Querem desesperadamente arranjar um mal do século? Arranjamos um facinho. Deixem-me dizer: o mundo de hoje não contempla. As pessoas não param mais para olhar, para cheirar, para sentir, para procurar as texturas. Tudo está muito corrido e à mão. Tudo está disponível. Tudo vem às avalanches.
Não se toma as coisas pela memória. Ninguém perde tempo tentando lembrar. O google está ao nosso alcance na palma da mão. Um círculo vicioso, acho que deu tempo, já se formou: primeiro vamos ao google para procurar algum nome de algum componente de alguma banda, do goleiro do nosso time no último campeonato conquistado, do ano em que se deu este campeonato. Foi fácil. Daqui para frente não perderemos mais tempo em saber estas miudezas e talvez se justificasse se nos dedicássemos às grandezas, mas nem isso.

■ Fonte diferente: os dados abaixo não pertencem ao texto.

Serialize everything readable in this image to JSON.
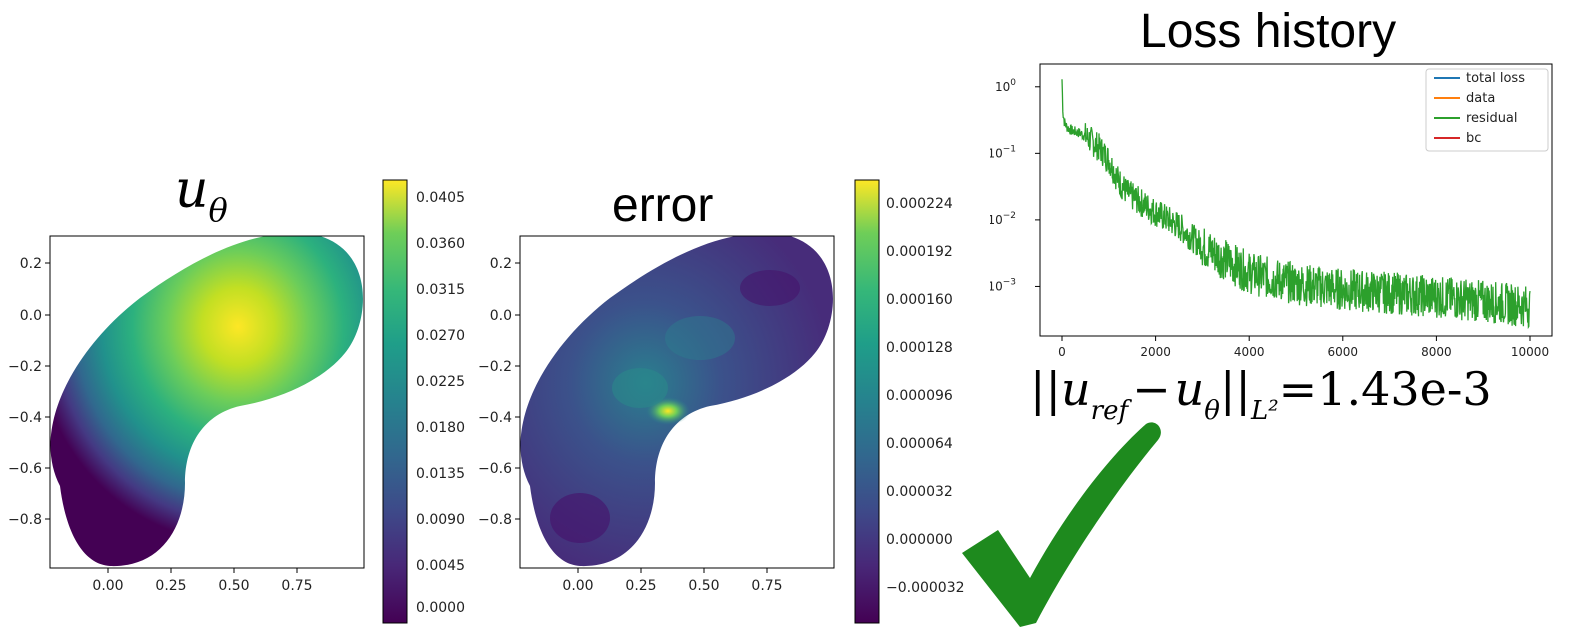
{
  "panels": {
    "u_plot": {
      "title_symbol": "u",
      "title_sub": "θ",
      "x_ticks": [
        "0.00",
        "0.25",
        "0.50",
        "0.75"
      ],
      "y_ticks": [
        "0.2",
        "0.0",
        "−0.2",
        "−0.4",
        "−0.6",
        "−0.8"
      ],
      "colorbar_ticks": [
        "0.0405",
        "0.0360",
        "0.0315",
        "0.0270",
        "0.0225",
        "0.0180",
        "0.0135",
        "0.0090",
        "0.0045",
        "0.0000"
      ]
    },
    "error_plot": {
      "title": "error",
      "x_ticks": [
        "0.00",
        "0.25",
        "0.50",
        "0.75"
      ],
      "y_ticks": [
        "0.2",
        "0.0",
        "−0.2",
        "−0.4",
        "−0.6",
        "−0.8"
      ],
      "colorbar_ticks": [
        "0.000224",
        "0.000192",
        "0.000160",
        "0.000128",
        "0.000096",
        "0.000064",
        "0.000032",
        "0.000000",
        "−0.000032"
      ]
    }
  },
  "loss": {
    "title": "Loss history",
    "x_ticks": [
      "0",
      "2000",
      "4000",
      "6000",
      "8000",
      "10000"
    ],
    "y_ticks_base": "10",
    "y_ticks_exp": [
      "0",
      "−1",
      "−2",
      "−3"
    ],
    "legend": [
      {
        "label": "total loss",
        "color": "#1f77b4"
      },
      {
        "label": "data",
        "color": "#ff7f0e"
      },
      {
        "label": "residual",
        "color": "#2ca02c"
      },
      {
        "label": "bc",
        "color": "#d62728"
      }
    ]
  },
  "chart_data": [
    {
      "type": "heatmap",
      "title": "uθ",
      "xlim": [
        -0.2,
        0.97
      ],
      "ylim": [
        -1.0,
        0.3
      ],
      "colormap": "viridis",
      "colorbar_range": [
        0.0,
        0.0405
      ],
      "colorbar_ticks": [
        0.0405,
        0.036,
        0.0315,
        0.027,
        0.0225,
        0.018,
        0.0135,
        0.009,
        0.0045,
        0.0
      ],
      "peak_value": 0.0405
    },
    {
      "type": "heatmap",
      "title": "error",
      "xlim": [
        -0.2,
        0.97
      ],
      "ylim": [
        -1.0,
        0.3
      ],
      "colormap": "viridis",
      "colorbar_range": [
        -3.2e-05,
        0.000224
      ],
      "colorbar_ticks": [
        0.000224,
        0.000192,
        0.00016,
        0.000128,
        9.6e-05,
        6.4e-05,
        3.2e-05,
        0.0,
        -3.2e-05
      ]
    },
    {
      "type": "line",
      "title": "Loss history",
      "yscale": "log",
      "xlim": [
        0,
        10000
      ],
      "ylim": [
        0.00025,
        1.5
      ],
      "legend_position": "top-right",
      "series": [
        {
          "name": "total loss",
          "color": "#1f77b4"
        },
        {
          "name": "data",
          "color": "#ff7f0e"
        },
        {
          "name": "residual",
          "color": "#2ca02c",
          "x": [
            0,
            20,
            50,
            100,
            200,
            400,
            600,
            800,
            1000,
            1200,
            1400,
            1700,
            2000,
            2500,
            3000,
            3500,
            4000,
            4500,
            5000,
            6000,
            7000,
            8000,
            9000,
            10000
          ],
          "y": [
            1.3,
            0.4,
            0.3,
            0.25,
            0.22,
            0.2,
            0.16,
            0.12,
            0.08,
            0.04,
            0.025,
            0.018,
            0.013,
            0.008,
            0.004,
            0.0025,
            0.0016,
            0.0013,
            0.0011,
            0.0009,
            0.0008,
            0.0007,
            0.0006,
            0.0005
          ]
        },
        {
          "name": "bc",
          "color": "#d62728"
        }
      ]
    }
  ],
  "formula": {
    "norm_open": "||",
    "u1": "u",
    "sub1": "ref",
    "minus": "−",
    "u2": "u",
    "sub2": "θ",
    "norm_close": "||",
    "norm_sub": "L²",
    "equals": "=",
    "value": "1.43e-3"
  },
  "colors": {
    "check": "#1e8a1e",
    "viridis_low": "#440154",
    "viridis_high": "#fde725"
  }
}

Voltemos a Borges. Onde foi parar a paixão? Não a paixão dos românticos, de Romeu e Julieta. Mas sim a paixão que gera entrega a qualquer coisa, que leva à renúncia a outras coisas. Que seja uma paixão breve, brevíssima, mais breve que a média das paixões.
Enfim, que seja uma paixão que pelo menos nos leve a contemplar.
Observar com cuidado os momentos ou os caminhos pelos quais caminhamos. Entender certos aspectos de nosso emprego – talvez ele não seja tão chato assim, ou dos nossos filhos, amigos, colegas de trabalho – talvez eles não sejam tão chatos assim.
Mas é que não dá tempo… As redes sociais tem cada vez menos textos. Só imagens, e se pára em uma, logo se vai para outras. São vídeos curtos que assistimos, cada vez mais curtos. E não se espera mais nem pelo próximo capítulo, ele está lá à disposição, para fazer parte da maratona.
O mundo é pior hoje? Não. Banhos quentes que eram para reis, hoje são para todo mundo e há mais sabores de sorvete. O que não há mais é tempo onde se possa parar para ver, para se apaixonar e assim poder contemplar.